Straight Talk From Steve: ES & S Machines
August 17, 2023
Are Nebraska's elections fair, accurate, and transparent? To answer this question, concerned citizens must consider how Nebraska counts its ballots in statewide elections. Nebraska uses ES&S vote counting machines to count its ballots during statewide elections. ES&S stands for a company called Elections Systems & Software. Understanding how these ES&S vote counting machines work is critical for answering these crucial questions about the integrity of our elections.
The use and accuracy of vote counting machines have come under attack ever since Stacey Abrams lost her 2018 gubernatorial race to Brian Kemp, Georgia's Secretary of State, who conducted the election, and Donald Trump, who lost the 2020 presidential election to Joe Biden. In addition, when Fox News in April of this year agreed to pay Dominion, another manufacturer of vote counting machines, $787 million in order to avert a defamation lawsuit, the settlement left more questions than answers and further raised suspicions about the use of these vote counting machines.
Christopher Gleason recently invoked the Freedom of Information Act (FOIA) on behalf of The Justice Society in order to request Audit Logs from ES&S. An Audit Log is like the little black box on an airplane. The Audit Logs record every action and every event that ever occurs when using a vote counting machine. If any nefarious activity ever occurs, the Audit Logs would catch it and make a record of it.
ES&S is not releasing important ballot counting information to the public. ES&S denied the FOIA request filed by Christopher Gleason on the grounds that releasing the Audit Logs could compromise the security of future elections. In responding to the FOIA request, ES&S said, "The Logs should additionally be protected from disclosure as the Logs contain sensitive information that if publicized could provide a roadmap to bad actors to attempt to compromise your ES&S voting system."

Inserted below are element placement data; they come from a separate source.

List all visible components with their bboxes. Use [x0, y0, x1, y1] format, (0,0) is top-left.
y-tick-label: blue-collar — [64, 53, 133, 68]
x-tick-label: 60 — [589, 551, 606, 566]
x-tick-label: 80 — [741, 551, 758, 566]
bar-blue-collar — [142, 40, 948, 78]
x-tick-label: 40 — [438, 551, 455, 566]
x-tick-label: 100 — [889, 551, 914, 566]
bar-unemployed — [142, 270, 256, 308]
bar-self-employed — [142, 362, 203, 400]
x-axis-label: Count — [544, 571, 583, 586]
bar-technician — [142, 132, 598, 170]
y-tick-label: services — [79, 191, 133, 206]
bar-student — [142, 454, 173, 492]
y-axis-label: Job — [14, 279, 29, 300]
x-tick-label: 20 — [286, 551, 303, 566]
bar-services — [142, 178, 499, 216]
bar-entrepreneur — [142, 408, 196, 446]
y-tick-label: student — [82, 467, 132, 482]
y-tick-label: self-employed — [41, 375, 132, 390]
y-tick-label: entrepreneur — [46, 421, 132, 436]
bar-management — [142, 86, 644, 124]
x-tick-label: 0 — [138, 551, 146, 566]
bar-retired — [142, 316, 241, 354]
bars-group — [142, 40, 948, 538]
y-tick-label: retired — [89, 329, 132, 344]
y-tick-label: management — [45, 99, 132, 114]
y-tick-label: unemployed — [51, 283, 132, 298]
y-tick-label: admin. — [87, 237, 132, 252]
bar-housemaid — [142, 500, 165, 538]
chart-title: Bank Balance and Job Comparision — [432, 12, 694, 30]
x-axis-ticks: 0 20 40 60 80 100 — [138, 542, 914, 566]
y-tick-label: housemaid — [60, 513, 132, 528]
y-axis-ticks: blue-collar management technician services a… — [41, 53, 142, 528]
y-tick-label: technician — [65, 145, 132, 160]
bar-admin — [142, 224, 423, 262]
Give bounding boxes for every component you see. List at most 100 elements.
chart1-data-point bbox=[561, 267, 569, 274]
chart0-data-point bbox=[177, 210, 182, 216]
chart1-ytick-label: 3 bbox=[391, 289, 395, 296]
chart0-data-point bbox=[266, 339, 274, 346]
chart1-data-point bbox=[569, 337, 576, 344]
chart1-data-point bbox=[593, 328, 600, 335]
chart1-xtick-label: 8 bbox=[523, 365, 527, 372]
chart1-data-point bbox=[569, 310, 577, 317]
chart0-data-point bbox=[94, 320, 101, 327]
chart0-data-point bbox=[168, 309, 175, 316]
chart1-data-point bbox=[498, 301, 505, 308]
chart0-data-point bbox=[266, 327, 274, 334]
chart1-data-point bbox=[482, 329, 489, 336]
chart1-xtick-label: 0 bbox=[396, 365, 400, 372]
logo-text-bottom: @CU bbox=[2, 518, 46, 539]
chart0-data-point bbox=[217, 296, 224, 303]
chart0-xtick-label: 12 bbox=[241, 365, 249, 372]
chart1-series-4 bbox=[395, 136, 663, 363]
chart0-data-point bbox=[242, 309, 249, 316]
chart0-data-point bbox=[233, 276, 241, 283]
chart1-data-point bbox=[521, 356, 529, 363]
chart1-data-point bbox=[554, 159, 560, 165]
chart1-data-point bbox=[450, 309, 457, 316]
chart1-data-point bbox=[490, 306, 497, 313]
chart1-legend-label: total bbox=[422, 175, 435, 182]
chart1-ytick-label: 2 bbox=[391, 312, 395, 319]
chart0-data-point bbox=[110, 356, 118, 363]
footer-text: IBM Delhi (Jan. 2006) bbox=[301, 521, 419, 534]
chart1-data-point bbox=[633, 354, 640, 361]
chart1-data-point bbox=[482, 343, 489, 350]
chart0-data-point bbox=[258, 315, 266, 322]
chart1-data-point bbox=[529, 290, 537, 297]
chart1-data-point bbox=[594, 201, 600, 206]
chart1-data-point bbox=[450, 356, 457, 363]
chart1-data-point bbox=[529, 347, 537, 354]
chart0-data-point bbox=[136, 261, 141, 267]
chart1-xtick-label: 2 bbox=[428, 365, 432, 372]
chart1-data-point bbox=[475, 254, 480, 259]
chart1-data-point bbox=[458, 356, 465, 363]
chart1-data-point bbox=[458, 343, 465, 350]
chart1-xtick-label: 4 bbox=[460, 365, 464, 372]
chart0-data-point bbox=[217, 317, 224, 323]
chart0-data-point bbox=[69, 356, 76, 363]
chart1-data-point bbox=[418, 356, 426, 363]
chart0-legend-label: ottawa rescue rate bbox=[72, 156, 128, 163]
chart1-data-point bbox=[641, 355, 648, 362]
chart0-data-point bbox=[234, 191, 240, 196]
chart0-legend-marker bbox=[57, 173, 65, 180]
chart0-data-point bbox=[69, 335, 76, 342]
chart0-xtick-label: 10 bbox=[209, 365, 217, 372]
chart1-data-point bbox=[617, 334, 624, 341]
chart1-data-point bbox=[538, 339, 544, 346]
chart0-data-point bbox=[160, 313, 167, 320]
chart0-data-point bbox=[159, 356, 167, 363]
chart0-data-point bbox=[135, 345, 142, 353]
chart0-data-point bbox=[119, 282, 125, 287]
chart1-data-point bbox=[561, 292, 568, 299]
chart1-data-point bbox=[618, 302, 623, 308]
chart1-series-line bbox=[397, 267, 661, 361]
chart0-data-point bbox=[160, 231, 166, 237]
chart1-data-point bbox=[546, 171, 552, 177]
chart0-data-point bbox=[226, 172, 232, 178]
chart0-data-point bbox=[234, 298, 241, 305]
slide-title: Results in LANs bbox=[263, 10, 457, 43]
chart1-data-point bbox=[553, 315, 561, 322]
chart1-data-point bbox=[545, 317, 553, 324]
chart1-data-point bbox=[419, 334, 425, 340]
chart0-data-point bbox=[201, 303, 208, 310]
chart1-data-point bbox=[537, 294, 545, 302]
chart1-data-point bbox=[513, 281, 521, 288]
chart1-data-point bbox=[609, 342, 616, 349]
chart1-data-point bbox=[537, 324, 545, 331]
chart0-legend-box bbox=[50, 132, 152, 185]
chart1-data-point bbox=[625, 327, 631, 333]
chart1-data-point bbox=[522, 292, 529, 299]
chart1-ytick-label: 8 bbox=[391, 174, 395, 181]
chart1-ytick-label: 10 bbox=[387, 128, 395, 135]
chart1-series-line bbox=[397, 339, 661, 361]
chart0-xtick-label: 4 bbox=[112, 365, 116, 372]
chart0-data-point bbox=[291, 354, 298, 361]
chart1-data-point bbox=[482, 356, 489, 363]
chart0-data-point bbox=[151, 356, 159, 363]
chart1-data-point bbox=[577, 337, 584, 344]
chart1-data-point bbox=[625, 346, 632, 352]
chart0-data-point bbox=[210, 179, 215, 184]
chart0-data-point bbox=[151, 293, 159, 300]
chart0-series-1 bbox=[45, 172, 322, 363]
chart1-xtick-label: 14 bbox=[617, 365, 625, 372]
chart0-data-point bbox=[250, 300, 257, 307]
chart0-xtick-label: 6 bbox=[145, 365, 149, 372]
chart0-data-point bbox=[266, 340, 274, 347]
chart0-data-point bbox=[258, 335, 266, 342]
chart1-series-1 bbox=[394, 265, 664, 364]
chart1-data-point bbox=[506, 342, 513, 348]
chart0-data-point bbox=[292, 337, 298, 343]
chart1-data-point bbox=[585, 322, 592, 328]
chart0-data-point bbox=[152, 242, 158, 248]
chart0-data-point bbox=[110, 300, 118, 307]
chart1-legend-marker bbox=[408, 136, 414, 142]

Concerned citizens do not need to know any sensitive information which would compromise the integrity of future elections; instead, they merely need enough information from the Audit Logs to ensure that past election results have never been compromised or tampered with and ES&S has the capability to release this this kind of information to the public with ease. For example, ES&S machines can be told to print election summaries and precinct reports without compromising sensitive data. In fact, ES&S advertises the ease of this function as a major selling point on its website: "The DS200 generates a detailed audit log of all actions and events that occurred on the unit, which can be printed at any time."
Without a mechanism of transparency to hold election officials accountable for the results of elections, suspicion will likely continue to grow around the use of these vote counting machines. Concerned citizens in Nebraska have now been backed into a corner and are being asked to believe the good word of ES&S.
What many Nebraskans don't know is that Nebraska has just committed itself to using these ES&S vote counting machines for the next seven years. Nebraska's Assistant Secretary of State, Wayne Bena, recently signed a contract with ES&S for $15,746,546.10 for use of the machines over the course of the next seven years. What this means is that any desire to move to hand counting ballots will be off the table for the next seven years.
Earlier this year I introduced legislation that would have required Nebraskans to show a photo ID when voting at the polls, required the use of paper ballots, and required ballots to be counted by hand at the precinct level during statewide elections. Counting ballots by hand is how we used to count ballots in Nebraska, so it can be done. Had the Legislature adopted these methods, we could have averted all of the controversies that will continue to surround the use of these ES&S vote counting machines for the next seven years.